The margin of error is a key component in statistics, especially when dealing with confidence intervals. It provides us with a range around the sample mean where the true population mean is likely to be found. Basically, it's the "wiggle room" we allow ourselves in our estimates. This helps account for potential sampling errors.

In our problem, the margin of error is calculated based on the difference between the upper and lower limits of the confidence interval. For a confidence interval that spans from 128 to 147 minutes, the margin of error is half the difference between these two numbers: \[ \text{Margin of Error} = \frac{(147 - 128)}{2} = 9.5 \text{ minutes} \]

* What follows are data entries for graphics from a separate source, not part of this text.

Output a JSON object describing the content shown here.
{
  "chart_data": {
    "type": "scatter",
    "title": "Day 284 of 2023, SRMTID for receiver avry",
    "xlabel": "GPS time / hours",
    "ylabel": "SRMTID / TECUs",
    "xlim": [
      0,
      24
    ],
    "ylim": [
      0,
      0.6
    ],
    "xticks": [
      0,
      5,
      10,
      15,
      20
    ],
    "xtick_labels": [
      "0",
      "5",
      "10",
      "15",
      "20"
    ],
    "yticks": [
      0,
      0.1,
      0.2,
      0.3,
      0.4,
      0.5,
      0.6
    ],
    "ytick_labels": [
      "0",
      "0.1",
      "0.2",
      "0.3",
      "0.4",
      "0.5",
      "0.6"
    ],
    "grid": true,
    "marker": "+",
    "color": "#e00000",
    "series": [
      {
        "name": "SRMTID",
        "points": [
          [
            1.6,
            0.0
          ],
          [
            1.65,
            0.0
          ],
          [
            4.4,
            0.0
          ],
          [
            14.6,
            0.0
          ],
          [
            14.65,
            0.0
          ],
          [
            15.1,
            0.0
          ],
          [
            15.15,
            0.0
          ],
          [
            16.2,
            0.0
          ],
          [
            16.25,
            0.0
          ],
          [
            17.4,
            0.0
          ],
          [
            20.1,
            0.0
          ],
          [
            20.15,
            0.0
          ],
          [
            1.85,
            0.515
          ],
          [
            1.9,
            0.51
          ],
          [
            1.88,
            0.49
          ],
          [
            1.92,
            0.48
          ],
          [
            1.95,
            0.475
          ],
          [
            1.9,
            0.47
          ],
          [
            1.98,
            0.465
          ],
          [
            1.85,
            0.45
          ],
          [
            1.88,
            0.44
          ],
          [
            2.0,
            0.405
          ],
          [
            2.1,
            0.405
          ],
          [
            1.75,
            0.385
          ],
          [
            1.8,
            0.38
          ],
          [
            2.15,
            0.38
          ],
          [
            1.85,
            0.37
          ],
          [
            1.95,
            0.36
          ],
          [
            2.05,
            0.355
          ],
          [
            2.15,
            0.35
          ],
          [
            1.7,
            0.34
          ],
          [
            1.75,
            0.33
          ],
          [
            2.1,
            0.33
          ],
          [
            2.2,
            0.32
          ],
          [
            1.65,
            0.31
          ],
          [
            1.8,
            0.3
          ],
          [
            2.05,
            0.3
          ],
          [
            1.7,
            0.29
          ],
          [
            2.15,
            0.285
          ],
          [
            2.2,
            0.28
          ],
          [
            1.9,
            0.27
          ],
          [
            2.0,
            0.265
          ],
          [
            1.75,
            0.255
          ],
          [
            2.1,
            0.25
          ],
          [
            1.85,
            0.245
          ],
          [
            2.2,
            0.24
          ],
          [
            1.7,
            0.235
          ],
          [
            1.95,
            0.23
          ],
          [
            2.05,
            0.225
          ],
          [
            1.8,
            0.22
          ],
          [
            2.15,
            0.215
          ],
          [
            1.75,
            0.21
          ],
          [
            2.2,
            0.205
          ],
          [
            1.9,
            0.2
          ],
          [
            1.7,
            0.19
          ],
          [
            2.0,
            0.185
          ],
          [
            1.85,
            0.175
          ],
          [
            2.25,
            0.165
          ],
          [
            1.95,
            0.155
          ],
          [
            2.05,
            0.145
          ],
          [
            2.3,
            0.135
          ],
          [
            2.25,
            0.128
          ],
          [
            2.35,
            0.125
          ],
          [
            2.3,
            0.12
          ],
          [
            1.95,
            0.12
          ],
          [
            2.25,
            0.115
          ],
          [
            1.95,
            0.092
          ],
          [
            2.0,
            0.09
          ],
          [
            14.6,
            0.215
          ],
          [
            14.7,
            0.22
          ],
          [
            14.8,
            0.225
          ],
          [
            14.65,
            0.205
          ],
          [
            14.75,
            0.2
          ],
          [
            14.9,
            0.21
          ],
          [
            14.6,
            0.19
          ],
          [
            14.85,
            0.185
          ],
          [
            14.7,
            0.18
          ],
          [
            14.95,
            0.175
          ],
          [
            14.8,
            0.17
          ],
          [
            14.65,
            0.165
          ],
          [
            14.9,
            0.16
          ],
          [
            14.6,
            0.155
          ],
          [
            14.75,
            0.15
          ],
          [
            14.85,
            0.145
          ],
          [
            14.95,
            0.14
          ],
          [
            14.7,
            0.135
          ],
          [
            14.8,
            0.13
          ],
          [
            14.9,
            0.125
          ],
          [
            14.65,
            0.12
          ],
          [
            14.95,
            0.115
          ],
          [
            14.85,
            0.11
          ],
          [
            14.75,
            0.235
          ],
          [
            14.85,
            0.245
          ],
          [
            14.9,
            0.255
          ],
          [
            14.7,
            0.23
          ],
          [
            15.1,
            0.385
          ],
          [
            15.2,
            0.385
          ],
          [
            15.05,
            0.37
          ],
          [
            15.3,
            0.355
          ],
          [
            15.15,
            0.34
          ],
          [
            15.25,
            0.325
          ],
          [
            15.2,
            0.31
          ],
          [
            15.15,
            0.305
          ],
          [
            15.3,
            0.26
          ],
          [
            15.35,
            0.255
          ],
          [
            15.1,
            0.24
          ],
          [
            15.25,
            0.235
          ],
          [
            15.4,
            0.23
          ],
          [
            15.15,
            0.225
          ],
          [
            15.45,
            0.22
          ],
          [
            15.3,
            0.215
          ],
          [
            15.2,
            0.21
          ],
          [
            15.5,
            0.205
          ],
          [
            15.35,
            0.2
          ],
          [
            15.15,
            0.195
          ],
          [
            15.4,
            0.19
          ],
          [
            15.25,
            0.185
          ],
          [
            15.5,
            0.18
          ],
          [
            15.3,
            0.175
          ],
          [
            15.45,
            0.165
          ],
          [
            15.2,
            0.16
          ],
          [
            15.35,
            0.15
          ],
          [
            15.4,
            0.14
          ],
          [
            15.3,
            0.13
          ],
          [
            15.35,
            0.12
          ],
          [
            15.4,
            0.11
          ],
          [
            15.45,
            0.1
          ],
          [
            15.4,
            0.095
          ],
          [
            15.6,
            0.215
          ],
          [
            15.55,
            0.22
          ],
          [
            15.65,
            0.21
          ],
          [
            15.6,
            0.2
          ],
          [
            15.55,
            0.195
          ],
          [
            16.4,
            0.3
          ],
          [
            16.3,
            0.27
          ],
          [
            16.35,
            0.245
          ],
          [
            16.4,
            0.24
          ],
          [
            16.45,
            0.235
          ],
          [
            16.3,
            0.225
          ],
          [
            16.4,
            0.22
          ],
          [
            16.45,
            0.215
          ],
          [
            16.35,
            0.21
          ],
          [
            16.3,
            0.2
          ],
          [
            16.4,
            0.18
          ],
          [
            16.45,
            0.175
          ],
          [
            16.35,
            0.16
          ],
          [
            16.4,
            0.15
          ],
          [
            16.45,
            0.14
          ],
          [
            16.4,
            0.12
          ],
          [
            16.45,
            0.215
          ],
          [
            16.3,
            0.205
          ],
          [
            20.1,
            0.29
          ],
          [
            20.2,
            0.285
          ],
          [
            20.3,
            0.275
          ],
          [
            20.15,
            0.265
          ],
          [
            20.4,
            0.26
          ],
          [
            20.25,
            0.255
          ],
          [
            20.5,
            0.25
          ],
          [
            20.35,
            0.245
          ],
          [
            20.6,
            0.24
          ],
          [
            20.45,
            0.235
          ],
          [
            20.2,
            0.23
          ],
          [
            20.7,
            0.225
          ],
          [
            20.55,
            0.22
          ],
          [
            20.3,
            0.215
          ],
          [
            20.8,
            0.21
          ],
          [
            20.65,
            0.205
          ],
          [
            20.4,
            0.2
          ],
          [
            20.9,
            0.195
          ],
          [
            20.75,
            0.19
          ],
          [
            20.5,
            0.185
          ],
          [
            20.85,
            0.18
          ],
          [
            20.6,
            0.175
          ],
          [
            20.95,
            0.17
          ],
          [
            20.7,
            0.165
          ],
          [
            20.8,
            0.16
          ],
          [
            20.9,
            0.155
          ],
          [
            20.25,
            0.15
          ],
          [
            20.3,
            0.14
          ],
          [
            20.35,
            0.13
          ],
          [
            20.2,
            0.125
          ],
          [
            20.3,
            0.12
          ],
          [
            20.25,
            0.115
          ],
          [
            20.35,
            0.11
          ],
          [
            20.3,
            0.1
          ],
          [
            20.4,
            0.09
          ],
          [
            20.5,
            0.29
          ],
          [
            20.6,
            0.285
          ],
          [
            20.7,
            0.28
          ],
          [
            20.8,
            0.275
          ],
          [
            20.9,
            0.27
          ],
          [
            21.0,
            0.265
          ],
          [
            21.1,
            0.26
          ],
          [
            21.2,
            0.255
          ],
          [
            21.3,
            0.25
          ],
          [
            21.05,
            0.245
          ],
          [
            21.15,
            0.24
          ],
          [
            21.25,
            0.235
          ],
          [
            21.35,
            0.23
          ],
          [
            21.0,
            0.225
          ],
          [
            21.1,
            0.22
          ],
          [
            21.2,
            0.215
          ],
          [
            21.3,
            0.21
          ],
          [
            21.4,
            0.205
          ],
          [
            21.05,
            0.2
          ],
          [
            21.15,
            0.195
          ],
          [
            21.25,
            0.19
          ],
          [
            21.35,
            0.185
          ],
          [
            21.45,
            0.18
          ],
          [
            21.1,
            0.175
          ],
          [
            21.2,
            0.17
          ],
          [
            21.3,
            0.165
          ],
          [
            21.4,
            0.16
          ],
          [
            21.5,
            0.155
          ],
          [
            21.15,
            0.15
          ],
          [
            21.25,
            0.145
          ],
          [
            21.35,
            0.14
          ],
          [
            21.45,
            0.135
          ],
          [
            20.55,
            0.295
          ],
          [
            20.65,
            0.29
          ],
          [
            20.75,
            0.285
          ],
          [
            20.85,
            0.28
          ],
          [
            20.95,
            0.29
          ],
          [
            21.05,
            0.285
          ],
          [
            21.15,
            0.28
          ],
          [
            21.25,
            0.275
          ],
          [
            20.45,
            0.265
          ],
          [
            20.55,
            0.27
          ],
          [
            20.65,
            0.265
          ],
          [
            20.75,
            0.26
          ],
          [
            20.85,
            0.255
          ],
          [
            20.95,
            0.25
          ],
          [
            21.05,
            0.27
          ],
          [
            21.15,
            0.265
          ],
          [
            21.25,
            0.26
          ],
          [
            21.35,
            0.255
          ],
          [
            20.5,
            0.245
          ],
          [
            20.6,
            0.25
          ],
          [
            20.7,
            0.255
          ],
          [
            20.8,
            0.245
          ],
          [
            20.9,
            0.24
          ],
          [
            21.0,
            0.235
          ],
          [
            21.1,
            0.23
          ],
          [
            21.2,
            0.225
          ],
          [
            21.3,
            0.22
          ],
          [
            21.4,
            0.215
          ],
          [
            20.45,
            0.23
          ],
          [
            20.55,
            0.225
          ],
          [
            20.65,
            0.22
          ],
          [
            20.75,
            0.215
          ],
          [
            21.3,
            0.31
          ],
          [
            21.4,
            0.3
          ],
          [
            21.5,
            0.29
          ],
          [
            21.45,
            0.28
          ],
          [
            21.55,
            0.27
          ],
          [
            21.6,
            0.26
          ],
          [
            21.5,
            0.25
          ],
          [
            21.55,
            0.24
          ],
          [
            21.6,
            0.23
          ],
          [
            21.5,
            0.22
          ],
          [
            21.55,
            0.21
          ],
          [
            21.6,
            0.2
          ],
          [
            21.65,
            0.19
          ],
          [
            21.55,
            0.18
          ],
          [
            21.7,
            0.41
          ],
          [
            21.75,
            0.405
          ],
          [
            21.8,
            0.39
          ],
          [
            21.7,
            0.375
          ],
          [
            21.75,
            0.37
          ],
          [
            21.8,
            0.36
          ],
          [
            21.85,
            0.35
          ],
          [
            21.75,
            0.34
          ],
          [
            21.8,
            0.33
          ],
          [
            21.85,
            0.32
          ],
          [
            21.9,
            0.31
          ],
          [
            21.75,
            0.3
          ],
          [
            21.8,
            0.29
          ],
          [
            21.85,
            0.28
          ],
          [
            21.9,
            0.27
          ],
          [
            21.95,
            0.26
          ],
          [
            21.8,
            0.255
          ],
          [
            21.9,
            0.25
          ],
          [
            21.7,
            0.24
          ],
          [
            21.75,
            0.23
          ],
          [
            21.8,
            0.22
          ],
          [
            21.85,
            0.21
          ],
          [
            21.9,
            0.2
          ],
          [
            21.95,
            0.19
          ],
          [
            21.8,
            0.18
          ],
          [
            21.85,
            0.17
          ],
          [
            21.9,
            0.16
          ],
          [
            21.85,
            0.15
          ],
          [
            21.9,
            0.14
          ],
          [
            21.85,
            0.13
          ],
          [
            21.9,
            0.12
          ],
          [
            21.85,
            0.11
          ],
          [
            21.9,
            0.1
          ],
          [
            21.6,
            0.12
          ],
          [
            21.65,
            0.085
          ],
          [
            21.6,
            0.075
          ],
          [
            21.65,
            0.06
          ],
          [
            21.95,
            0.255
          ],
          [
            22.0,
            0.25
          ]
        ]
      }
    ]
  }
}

This means that the estimated true population mean could be 9.5 minutes lower or higher than the calculated sample mean of 137.5 minutes.

Sample Mean

The sample mean is an average calculated from a set of data points in a sample. It is a significant estimator for deriving the population mean when it's difficult to collect data from the entire population.

In our example, the sample mean is derived from a group of 64 patients in the emergency room. Once calculated, we find the result to be 137.5 minutes. The calculation used is: \[ \text{Sample Mean} = \frac{128 + 147}{2} = 137.5 \]

This value acts as a center point for our confidence interval, indicating our best estimate for the average waiting time based on the data we collected from the sample.

Population Mean

The population mean is the average of a set of values for the whole population. It represents the true central value that we want to estimate using sample data. Calculating the exact population mean often involves too much data or feasibility challenges. Therefore, we estimate it using the sample mean and confidence intervals.

In our emergency room example, we don't have the data for every single patient, but by using the sample mean and the calculated margin of error, we can infer that the true average time patients have to wait is likely between 128 and 147 minutes. The confidence interval gives us a statistical assurance (in this case, at a 95% confidence level) about where that population mean falls.

Confidence Level

The confidence level indicates the degree of certainty (or probability) that the true population parameter lies within the calculated confidence interval. It tells us how 'confident' we are about our interval estimation.

In the hospital's study, a 95% confidence level implies that if we were to take 100 different random samples of the same size, approximately 95 of those confidence intervals would be expected to contain the true population mean. This concept doesn't mean the true mean is between two numbers 95% of the time. Instead, it's about the reliability of our estimation process.

A key aspect to remember is that increasing the confidence level from 95% to, say, 99% would result in a wider interval, not a narrower one. This is because a higher confidence level requires a broader range to ensure it captures the true population mean, thus shifting the trade-off between precision and certainty.